How HubSpot Is Structured
HubSpot is organized around hubs that each serve a different function. The Marketing Hub covers email marketing, landing pages, ad management, and marketing automation. The Sales Hub covers pipeline management, email sequences, meeting scheduling, and deal tracking. The Service Hub covers ticketing, knowledge base management, customer feedback, and live chat. The CRM is the foundation that connects all hubs, ensuring that contact and interaction data is shared across marketing, sales, and service without manual data transfer.
The HubSpot CRM
The HubSpot CRM stores all contacts, companies, deals, and tickets in a unified database. Every interaction — email, call, meeting, note, and form submission — is automatically logged against the relevant contact and company record. This creates a complete interaction history for every relationship that any team member can access instantly, giving sales, marketing, and service teams the context they need to deliver a consistent and informed customer experience.
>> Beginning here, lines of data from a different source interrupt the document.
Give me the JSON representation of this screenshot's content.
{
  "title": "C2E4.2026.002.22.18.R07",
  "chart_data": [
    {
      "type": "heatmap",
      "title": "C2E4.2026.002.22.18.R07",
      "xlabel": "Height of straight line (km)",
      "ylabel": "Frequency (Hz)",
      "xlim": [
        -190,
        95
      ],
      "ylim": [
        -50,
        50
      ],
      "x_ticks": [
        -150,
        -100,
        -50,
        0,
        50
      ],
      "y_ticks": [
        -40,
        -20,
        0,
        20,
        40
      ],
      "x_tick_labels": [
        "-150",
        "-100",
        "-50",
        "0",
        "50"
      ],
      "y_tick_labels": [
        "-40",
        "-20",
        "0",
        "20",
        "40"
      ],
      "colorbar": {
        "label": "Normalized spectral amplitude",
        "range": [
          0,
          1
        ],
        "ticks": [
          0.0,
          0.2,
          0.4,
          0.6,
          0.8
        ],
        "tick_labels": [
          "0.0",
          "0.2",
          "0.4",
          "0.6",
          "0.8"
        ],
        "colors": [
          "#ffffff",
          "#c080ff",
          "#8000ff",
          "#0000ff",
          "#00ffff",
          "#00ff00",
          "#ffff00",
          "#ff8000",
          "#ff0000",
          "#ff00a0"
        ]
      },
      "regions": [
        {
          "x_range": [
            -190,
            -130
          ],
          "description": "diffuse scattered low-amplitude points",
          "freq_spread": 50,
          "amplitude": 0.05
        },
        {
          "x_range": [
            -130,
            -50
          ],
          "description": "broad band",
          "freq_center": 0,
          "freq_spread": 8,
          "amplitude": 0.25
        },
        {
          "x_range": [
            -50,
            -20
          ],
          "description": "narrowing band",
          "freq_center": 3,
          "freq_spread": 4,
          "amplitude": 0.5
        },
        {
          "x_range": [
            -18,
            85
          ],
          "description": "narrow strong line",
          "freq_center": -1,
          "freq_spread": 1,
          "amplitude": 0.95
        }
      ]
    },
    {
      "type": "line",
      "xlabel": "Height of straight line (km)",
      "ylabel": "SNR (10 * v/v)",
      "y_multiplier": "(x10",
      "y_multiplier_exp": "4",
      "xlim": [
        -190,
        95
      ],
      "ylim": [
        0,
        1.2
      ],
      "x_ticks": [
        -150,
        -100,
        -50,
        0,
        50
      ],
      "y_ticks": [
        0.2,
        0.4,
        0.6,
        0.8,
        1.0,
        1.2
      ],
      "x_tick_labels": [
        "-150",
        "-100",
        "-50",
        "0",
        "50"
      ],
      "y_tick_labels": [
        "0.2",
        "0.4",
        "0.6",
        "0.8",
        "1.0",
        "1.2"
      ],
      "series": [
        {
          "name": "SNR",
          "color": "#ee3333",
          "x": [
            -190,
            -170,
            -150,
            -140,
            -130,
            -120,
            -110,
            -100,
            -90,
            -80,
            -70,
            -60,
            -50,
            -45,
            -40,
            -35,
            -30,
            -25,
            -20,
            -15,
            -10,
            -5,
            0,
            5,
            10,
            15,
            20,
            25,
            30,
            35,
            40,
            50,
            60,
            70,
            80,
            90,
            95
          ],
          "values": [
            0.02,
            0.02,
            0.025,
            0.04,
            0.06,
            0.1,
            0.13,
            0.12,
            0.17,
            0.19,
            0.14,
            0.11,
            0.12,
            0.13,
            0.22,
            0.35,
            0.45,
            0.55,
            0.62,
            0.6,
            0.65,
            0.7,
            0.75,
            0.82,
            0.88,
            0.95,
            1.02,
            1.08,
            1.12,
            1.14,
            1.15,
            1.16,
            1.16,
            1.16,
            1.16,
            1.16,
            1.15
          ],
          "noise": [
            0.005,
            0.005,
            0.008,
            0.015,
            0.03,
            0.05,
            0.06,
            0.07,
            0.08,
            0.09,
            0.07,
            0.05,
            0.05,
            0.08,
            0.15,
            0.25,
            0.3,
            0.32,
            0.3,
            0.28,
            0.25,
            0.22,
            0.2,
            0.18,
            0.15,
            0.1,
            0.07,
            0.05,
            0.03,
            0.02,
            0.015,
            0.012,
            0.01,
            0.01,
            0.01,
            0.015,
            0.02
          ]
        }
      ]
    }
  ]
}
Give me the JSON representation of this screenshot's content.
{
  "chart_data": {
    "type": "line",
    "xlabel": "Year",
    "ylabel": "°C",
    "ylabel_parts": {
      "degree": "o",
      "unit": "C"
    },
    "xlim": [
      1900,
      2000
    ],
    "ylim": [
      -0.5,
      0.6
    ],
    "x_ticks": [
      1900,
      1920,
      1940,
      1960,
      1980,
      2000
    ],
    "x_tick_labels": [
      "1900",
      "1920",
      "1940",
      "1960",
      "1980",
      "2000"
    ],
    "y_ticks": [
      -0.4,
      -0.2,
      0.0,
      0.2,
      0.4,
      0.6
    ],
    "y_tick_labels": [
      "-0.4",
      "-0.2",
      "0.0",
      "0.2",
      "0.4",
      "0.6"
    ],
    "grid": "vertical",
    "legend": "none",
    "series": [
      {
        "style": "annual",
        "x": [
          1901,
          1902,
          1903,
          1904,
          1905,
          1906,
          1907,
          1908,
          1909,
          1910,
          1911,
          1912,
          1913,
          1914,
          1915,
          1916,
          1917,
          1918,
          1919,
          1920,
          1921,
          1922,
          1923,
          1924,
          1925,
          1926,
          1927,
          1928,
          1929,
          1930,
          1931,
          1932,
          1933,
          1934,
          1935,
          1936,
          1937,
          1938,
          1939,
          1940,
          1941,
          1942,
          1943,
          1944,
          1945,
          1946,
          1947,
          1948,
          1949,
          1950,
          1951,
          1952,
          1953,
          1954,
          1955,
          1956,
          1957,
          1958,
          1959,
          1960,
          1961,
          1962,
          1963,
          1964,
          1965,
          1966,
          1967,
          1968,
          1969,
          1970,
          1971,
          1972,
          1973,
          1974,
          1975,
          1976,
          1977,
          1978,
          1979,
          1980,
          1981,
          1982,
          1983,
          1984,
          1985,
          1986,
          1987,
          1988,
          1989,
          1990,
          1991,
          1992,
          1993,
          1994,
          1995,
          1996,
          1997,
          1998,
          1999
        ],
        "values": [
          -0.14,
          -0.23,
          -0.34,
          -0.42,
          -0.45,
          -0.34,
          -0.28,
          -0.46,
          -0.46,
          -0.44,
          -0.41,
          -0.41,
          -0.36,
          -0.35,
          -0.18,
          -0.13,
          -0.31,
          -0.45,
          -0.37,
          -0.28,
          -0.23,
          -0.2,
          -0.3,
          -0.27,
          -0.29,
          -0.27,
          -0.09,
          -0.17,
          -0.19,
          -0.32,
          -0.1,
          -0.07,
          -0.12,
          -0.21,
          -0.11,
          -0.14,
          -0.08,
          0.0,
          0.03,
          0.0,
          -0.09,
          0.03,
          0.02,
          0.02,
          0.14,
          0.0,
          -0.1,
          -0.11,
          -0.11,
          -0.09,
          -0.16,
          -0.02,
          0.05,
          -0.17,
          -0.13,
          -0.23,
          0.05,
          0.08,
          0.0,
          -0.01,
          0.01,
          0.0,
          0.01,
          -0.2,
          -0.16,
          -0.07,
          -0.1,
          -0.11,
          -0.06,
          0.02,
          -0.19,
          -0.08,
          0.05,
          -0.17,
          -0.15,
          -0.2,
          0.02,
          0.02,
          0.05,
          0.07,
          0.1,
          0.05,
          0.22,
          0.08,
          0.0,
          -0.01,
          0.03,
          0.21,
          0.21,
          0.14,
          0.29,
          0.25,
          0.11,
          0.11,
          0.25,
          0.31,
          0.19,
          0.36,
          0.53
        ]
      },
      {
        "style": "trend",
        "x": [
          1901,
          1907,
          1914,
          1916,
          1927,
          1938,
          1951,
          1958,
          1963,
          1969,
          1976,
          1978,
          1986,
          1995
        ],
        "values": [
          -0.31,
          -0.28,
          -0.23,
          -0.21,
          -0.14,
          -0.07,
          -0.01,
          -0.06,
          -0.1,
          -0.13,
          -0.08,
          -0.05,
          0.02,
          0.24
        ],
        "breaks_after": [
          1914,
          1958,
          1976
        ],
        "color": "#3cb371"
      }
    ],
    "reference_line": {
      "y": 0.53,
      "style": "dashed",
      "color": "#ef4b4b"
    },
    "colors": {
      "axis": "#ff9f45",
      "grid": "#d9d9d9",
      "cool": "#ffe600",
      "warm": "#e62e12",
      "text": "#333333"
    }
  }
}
Why Businesses Choose HubSpot
HubSpot’s primary advantages over alternatives like Salesforce and Pipedrive are its all-in-one approach, its relatively low implementation complexity, and its generous free tier. Teams that want their marketing, sales, and service tools in a single platform with native integration between them — without the cost and complexity of Salesforce — consistently find HubSpot to be the right fit. It is particularly strong for businesses that rely on inbound marketing and need tight alignment between marketing activity and sales pipeline.